Шрифт:
Интервал:
Закладка:
– Спасибо…
Следователь озадаченно почесал голову.
– Ну дела…
– Вы меня теперь отпустите? – Настя в упор посмотрела на милиционеров.
Милиционеры переглянулись между собой.
– И что мы будем с ней делать?
– Простить и отпустить. – Девушка усмехнулась.
– Ну-у… – молодые мужчины развели руками.
– И ведь у нас нет статьи, чтобы ее задержать! – несчастный следователь едва не плакал. – И мы даже не думали, что подобное вообще может когда-либо случиться!..
– Мелкое хулиганство? – второй милиционер подмигнул.
– Ты называешь это мелким хулиганством? Витя! Это ни черта не мелкое хулиганство! Это хуже!..
– Вы все-таки святую инквизицию позовите, – парировала Анастасия, – облегчите жизнь и себе, и мне.

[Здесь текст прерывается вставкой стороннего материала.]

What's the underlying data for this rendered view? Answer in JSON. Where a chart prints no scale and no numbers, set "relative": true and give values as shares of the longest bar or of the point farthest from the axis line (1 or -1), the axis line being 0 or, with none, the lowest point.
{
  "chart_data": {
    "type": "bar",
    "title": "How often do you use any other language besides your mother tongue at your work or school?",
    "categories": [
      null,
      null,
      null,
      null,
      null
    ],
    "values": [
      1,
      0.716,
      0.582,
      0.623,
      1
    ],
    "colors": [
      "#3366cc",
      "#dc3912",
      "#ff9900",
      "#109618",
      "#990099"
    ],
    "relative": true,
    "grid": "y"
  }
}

– Помолчи, девушка! – цыкнул на нее следователь. – Тебя пока никто не спрашивает!
Настя пожала плечами и устремила взгляд куда-то вверх. На абсолютно белоснежном потолке проявились первые черные пятна. Через считанные секунды штукатурка покрылась гнилью словно после сезона проливных дождей. Со стен посыпалась краска, накрывая идеальный чистый пол строительным мусором. Молодые люди в милицейской форме не заметили резких перемен, продолжая спорить между собой. Анастасия нахмурилась – ее преследователи растворились подобно видению, и на их место пришли былые пустота и гробовая тишина.

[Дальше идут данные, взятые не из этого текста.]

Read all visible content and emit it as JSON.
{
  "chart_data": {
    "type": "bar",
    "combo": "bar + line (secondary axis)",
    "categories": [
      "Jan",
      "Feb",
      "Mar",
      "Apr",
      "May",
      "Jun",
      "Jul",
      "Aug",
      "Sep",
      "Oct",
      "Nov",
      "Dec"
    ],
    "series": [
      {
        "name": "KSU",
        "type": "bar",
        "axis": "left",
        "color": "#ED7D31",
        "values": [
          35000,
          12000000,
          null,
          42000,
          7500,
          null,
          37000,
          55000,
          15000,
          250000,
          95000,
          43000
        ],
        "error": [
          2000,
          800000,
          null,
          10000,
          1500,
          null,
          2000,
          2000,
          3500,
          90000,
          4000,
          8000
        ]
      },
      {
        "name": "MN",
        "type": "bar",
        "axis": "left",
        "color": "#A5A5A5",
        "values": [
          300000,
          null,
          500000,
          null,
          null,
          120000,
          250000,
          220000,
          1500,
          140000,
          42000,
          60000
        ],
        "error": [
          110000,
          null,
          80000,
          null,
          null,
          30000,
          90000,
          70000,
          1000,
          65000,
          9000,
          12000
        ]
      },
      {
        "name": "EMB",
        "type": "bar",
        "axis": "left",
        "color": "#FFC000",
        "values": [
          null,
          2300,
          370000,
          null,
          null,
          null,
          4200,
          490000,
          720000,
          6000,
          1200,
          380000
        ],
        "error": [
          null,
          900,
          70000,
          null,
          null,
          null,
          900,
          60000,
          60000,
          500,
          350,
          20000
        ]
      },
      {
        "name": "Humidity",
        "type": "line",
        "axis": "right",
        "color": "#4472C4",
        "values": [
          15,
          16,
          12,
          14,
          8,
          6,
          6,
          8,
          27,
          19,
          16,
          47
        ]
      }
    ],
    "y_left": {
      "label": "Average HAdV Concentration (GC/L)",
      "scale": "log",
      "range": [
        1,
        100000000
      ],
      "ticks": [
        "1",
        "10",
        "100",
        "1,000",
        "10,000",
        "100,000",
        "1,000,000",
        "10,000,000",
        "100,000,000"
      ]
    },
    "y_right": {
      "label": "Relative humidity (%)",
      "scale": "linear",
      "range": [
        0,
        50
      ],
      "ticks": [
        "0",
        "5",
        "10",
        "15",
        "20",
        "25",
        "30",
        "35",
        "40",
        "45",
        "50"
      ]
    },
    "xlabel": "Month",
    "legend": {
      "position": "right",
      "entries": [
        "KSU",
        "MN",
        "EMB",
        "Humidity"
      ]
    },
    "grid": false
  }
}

Медсанчасть №126 (МСЧ 126)
Я перевела дух. Повторное перемещение прошло в очередной раз по маслу. В пустующем морге царит гробовая тишина, прерывая лишь редкими падающими с потолка каплями воды. Под ногами хрустит стекло из выбитых кем-то окон. Нужно воспользоваться кратковременной паузой, вытянуть вперед замерзшие от недолгого пребывания на морозе руки и призвать свой Дар. Мрак уже пустил свои длинные, похожие на сигаретный дым, отростки по промерзшему от зимнего холода полу, поглощая плитку и мелкие трещинки. Через считанные секунды небольшое помещение проглотила чернота.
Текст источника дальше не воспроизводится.